What happens when the sale of a house doesn’t work out? In some cases, you can take legal action if a buyer refuses to complete a sale. Limitations as to what you can do can be written into the initial sales agreement that narrow your options, so read the contract carefully.

It’s wise to stay focused on your top priority as a seller – to sell your property. Even if it’s the buyer’s fault that the sale didn’t close, you may decide that getting your property back on the market and finding another buyer is the best thing to do. It’s helpful to know about your possible remedies if your sale falls through, and then you can decide what to do next. You’ll want to talk to your real estate agent and possibly a real estate lawyer before proceeding.

A seller may do the following if the buyer decides not to go through with the purchase:

  • Retain the initial down payment and terminate the contract
  • Sue for breach of contract
  • Bring an action for specific performance

Only One Remedy Allowed at a Time

Generally, only one action can be taken at a time. If one remedy fails, though, you may be able to file another lawsuit for a different reason. Remember, your sales contract may limit your options.

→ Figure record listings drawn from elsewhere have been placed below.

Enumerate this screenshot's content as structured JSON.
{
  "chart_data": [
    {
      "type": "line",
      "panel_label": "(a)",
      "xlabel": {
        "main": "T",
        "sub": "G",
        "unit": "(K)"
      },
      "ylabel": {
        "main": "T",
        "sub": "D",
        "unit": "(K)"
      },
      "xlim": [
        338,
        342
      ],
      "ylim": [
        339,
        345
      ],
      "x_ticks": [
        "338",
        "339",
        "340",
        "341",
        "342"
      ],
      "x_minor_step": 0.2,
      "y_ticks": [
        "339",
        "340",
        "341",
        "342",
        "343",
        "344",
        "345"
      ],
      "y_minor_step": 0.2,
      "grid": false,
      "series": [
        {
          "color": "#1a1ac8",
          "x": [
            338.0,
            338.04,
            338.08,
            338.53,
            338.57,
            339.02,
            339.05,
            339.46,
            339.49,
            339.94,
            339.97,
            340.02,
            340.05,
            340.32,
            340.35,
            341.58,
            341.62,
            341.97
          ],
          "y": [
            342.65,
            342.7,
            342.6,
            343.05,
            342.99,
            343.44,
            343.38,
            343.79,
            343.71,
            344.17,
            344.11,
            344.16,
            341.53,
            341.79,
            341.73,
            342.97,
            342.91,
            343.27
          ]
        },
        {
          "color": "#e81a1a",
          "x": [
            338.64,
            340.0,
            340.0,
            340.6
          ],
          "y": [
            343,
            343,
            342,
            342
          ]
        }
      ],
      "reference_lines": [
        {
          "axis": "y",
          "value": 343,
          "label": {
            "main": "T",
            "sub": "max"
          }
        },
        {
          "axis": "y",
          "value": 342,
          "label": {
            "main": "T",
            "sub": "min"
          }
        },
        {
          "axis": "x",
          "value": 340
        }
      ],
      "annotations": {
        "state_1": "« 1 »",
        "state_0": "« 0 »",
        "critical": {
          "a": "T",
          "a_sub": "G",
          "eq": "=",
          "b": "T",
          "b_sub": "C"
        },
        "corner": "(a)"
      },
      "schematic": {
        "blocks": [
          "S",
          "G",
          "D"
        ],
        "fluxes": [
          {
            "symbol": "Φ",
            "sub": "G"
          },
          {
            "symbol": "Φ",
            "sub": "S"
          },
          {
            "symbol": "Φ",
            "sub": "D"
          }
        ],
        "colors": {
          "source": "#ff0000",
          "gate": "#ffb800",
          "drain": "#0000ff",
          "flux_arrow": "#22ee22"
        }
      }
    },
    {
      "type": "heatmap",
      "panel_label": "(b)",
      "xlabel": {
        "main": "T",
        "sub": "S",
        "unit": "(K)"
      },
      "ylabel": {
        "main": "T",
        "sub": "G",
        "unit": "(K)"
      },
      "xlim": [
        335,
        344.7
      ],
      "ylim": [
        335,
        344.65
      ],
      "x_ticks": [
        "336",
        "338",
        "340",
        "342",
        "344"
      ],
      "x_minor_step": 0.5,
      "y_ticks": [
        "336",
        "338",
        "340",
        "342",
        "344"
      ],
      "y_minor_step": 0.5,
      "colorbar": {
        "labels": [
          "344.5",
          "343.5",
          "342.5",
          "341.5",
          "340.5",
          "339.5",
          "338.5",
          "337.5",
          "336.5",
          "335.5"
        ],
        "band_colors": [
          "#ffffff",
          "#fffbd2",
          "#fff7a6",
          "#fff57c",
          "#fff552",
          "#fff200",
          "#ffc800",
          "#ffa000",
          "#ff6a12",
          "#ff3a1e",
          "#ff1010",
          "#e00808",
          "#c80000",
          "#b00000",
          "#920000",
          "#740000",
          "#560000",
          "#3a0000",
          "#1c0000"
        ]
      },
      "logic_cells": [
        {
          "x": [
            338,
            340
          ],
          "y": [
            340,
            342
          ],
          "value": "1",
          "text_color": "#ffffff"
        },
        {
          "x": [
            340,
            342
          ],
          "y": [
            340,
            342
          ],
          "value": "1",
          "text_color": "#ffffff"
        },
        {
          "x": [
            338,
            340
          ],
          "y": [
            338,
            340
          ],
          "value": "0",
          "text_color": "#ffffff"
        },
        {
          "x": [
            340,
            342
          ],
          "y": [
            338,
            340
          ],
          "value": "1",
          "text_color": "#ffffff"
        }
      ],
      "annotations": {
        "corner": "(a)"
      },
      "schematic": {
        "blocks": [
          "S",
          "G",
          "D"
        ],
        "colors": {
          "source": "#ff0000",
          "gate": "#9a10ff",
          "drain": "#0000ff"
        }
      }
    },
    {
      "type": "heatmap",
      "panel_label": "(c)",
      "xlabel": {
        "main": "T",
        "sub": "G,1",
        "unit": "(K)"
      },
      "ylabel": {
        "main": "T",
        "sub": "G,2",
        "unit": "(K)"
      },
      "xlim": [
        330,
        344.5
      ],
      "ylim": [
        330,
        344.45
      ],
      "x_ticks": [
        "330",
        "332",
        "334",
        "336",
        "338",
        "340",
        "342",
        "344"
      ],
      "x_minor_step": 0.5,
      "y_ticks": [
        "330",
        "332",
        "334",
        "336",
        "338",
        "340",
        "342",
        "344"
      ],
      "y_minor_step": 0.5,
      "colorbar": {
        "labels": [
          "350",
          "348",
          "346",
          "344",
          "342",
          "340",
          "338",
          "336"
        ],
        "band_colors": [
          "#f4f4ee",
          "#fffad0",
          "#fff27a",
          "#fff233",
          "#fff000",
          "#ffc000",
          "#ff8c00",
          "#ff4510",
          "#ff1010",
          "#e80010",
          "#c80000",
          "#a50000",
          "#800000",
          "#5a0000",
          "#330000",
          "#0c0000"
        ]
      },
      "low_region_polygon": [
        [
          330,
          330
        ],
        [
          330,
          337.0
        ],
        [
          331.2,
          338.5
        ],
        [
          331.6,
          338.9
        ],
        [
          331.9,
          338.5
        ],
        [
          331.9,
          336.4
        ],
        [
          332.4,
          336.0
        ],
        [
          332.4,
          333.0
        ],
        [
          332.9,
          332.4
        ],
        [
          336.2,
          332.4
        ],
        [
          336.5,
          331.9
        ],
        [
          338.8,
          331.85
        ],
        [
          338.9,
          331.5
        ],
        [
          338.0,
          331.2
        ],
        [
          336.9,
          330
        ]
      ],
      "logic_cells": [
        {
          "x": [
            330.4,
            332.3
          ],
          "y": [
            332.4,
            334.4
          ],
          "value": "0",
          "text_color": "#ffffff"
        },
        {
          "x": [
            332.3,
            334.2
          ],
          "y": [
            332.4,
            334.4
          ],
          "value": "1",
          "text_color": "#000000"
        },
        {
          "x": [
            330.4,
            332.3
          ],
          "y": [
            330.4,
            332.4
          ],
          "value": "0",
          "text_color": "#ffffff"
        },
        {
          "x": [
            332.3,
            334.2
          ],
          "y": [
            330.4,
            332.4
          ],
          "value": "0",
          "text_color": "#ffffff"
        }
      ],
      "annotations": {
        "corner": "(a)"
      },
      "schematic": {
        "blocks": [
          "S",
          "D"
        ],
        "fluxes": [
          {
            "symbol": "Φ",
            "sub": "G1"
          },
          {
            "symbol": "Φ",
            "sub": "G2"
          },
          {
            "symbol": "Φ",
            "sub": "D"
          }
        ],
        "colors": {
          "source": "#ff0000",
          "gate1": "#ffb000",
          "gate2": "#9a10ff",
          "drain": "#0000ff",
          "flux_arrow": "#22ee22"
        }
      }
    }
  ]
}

For example, the contract may state that if the buyer fails to close without good reason, you are entitled to “liquidated damages,” which is a set amount of money, and that you are not allowed to pursue any other legal remedies.

It’s important to know that if you choose to file a lawsuit, the buyer will file a “lis pendens” in the public records. This notice shows that your property is involved in a lawsuit, and you won’t be able to sell your property during this time. Potential buyers won’t make offers, and most likely won’t even look at your property.

Seller Keeps Down Payment

When the seller is ready, willing and able to sell their property and the buyer refuses to close on the sale, the seller has the right to terminate the contract and keep the down payment. This is true even if the amount of the down payment is more than the amount of any damages to the seller caused by the breach. It is also true if the seller has resold the property to another person for more money than the original contract price.

When the seller doesn’t abide by the contract, or if both buyer and seller are in default, the buyer usually gets the down payment back.

Sue for Damages

A seller may bring a lawsuit against the buyer and ask for money damages when a buyer has not done what was agreed to in the contract. The damages are based on the difference between the contract price and the market value of the property at the time of the breach, less any down payment or other payment already made, plus interest from the date of default.

Specific Performance

Specific performance is where the person claiming a breach of contract wants to complete the transaction according to the terms of the contract, rather than receive money. A seller does not have a right to specific performance; whether or not to grant specific performance is up to a court. A court may consider granting specific performance if the contract is clear and definite and an award of money will not return the individuals to the positions they were in before signing the sales contract.

If the agreement is definite in all of its essential elements, specific performance can be granted. Essential elements of the contract typically include the purchase price, deposit amount, down payment amount, legal description of the property, financing terms, closing date and effective time period of the contract.

Seller’s Lien

In most states, the seller has an implied equitable lien on real estate that has been transferred to the buyer for any part of the contract price remaining unpaid. The lien is a right to have the unpaid balance paid for out of a sale of the property.

Questions for Your Attorney

  • I’m upset that the buyer didn’t close on the sale of my house without good reason and I want to sue, but is this a good idea in my situation?
  • How does the failed sale of my property affect my listing agreement with my real estate broker? Do I owe a commission or can I just cancel that contract? I want to take my property off the market for now.
  • If I find another buyer and close on the sale quickly, can I still sue my first buyer for breaching the sales contract? The first buyer’s failure to close did cost me time and money.